JEDDAH: Enterprising Saudi home-bakers have been turning to social media to help cook up some sweet business success.
The Kingdom’s food producers are proving to be some of the rising stars of the internet, and none more so than 53-year-old mom Nada Kutbi.
Her Sucre De Nada pastry shop in Jeddah has become one of the go-to places for homemade desserts and cakes, and the online side of her business is also booming.
Kutbi’s daughter, Nassiba Khashoggi, told Arab News: “She has basically been baking all her life, especially after having children. She used to make cookies for us and whenever she tried a dessert somewhere else, she would recreate it.
“In restaurants or gatherings, she would always analyze sweets and make them at home for her family. That was how she started baking.
“I don’t think she ever thought she could pursue it as a career, but everyone loved her baking and one of her closest friends encouraged her to start her business when she was a stay-at-home mom.
“It was in 2011-2012, and her friend basically forced her to start by telling her, ‘yallah! make a cake and I will buy it from you now.’”
Khashoggi added: “In the beginning we just went by word of mouth, but when Instagram came along, we made an account and started posting pictures and the customers loved her creativity and uniqueness. I don’t think many people knew what banoffee was before my mom promoted it.”
Although Kutbi’s unique takes and touches went down a treat with customers, it was not until Ramadan last year that she officially opened her bakery in Jeddah.
But stepping up from running a home business presented new challenges. “When you are running a home business there are few staff and it is easy to control,” said Khashoggi. But expanding requires you to put more trust in other people and that was difficult for my mom. Also, when we increased the number of our products it became harder to maintain the quality of goods.”
Kutbi aims to avoid storing, pre-baking or freezing her products and is not a fan of mass production and blast freezing, according to her daughter. “In short, she is against commercial baking,” said Khashoggi. “What is unique about my mom is that everything she makes is made the same day from scratch. It makes it harder for her to redo everything but that’s what makes her special.”

HIGHLIGHtS

• The Kingdom’s food producers are proving to be some of the rising stars of the internet, none more so than 53-year-old mom Nada Kutbi.

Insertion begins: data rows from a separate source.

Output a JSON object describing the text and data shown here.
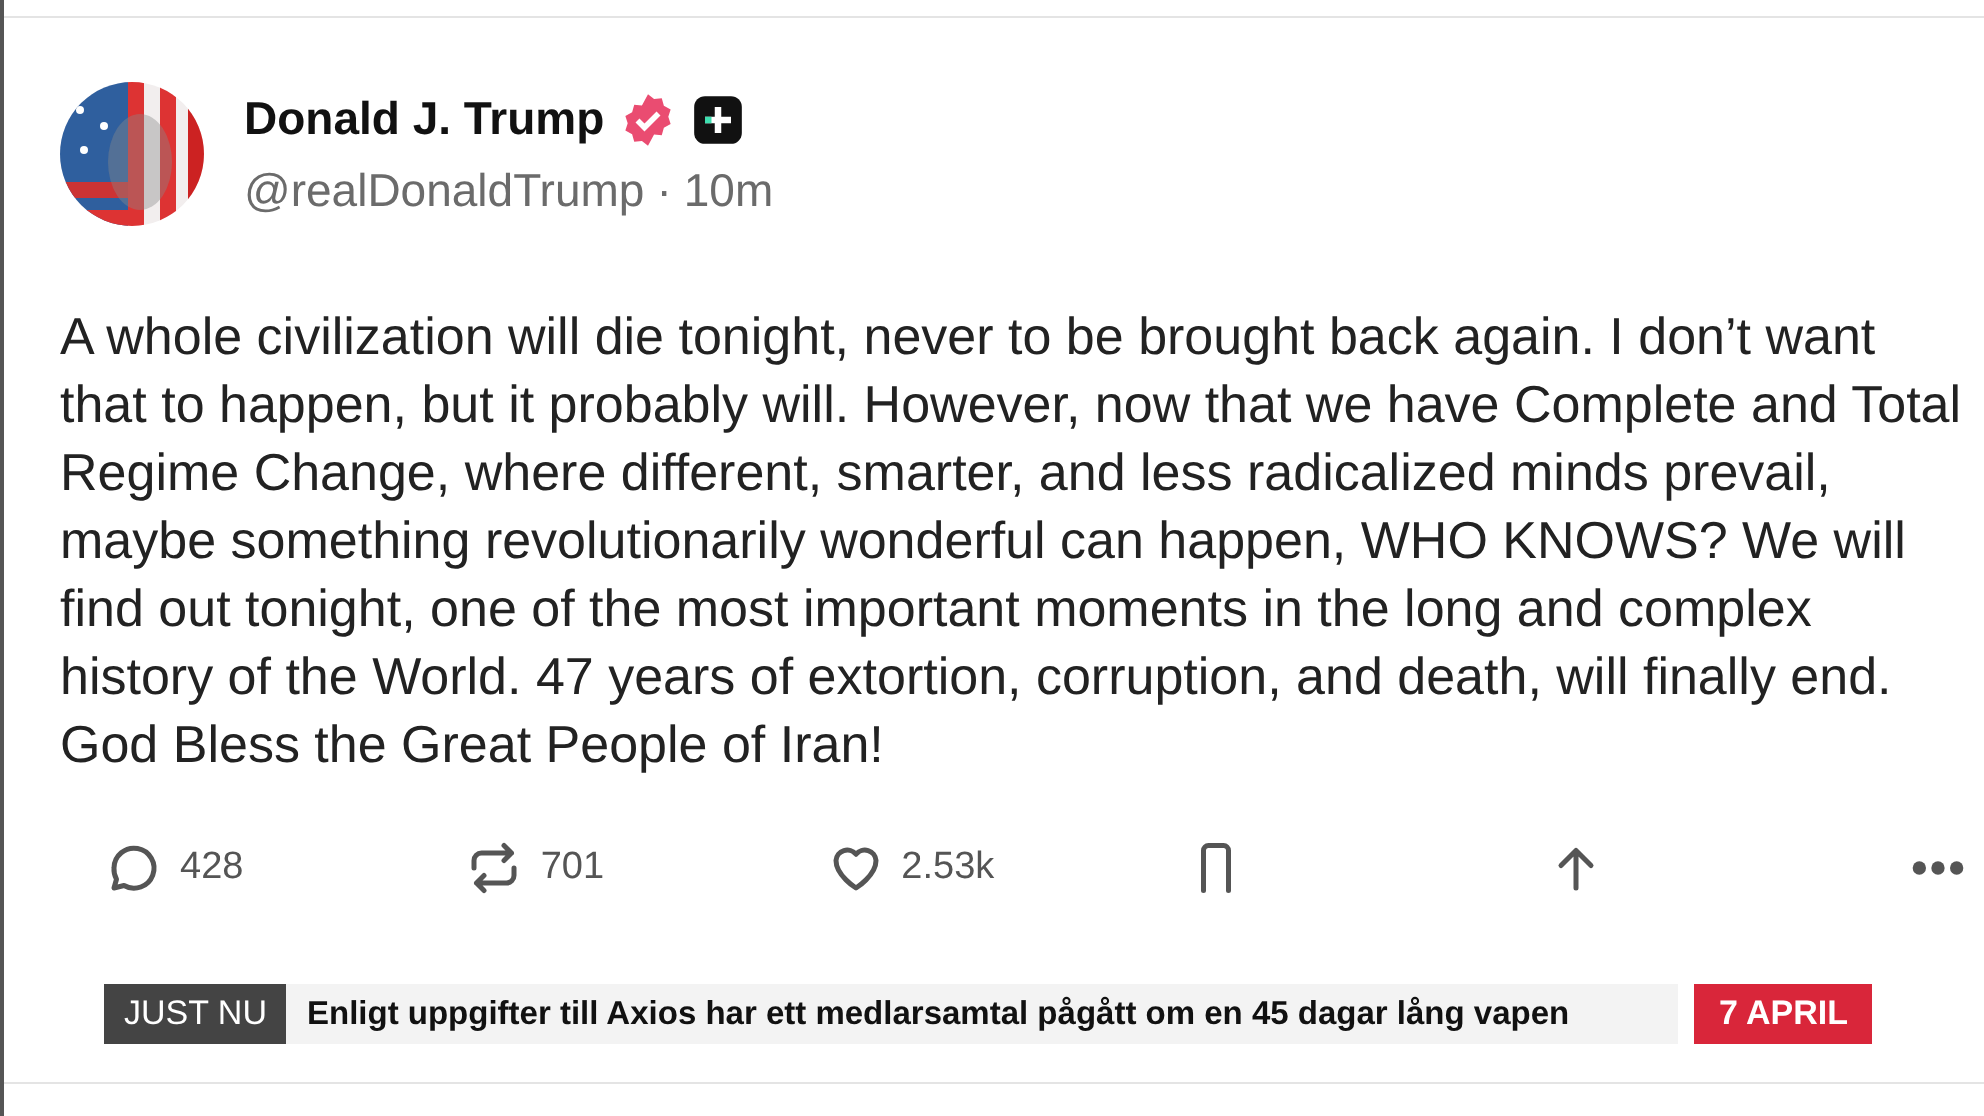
{
  "post": {
    "author": "Donald J. Trump",
    "handle": "@realDonaldTrump",
    "separator": "·",
    "time": "10m",
    "verified": true,
    "body": "A whole civilization will die tonight, never to be brought back again. I don’t want that to happen, but it probably will. However, now that we have Complete and Total Regime Change, where different, smarter, and less radicalized minds prevail, maybe something revolutionarily wonderful can happen, WHO KNOWS? We will find out tonight, one of the most important moments in the long and complex history of the World. 47 years of extortion, corruption, and death, will finally end. God Bless the Great People of Iran!",
    "actions": [
      {
        "kind": "reply",
        "count": "428"
      },
      {
        "kind": "repost",
        "count": "701"
      },
      {
        "kind": "like",
        "count": "2.53k"
      },
      {
        "kind": "bookmark"
      },
      {
        "kind": "share"
      },
      {
        "kind": "more"
      }
    ]
  },
  "ticker": {
    "label": "JUST NU",
    "headline": "Enligt uppgifter till Axios har ett medlarsamtal pågått om en 45 dagar lång vapen",
    "date": "7 APRIL"
  }
}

• Kutbi’s unique takes and touches have been a hit with customer, but it was not until Ramadan last year that she officially opened her bakery in Jeddah.

Sometimes customers even send pictures or pieces of dessert to Kutbi asking her to recreate their favorite foods.
Another Jeddah-based bakery thriving on the internet is Ganache. Run by Anas Khashoggi, 58, and Jamila Ali Islam, 48, the pastry business has been operating for almost 20 years.
Khashoggi supported his wife after spotting her talent for baking and took a leap of faith by giving up his job and starting an online bakery.
“At that time, there was no social media, but we made an introductory website, which helped us gain popularity,” he said. That was in 1996, and the couple’s first store opened later the same year.
“Ganache has its own unique spirit as a family business, and it is run by Saudi youth who are managing the bakery and understand the Saudi market. The family committee is the one that approves the products,” added Khashoggi.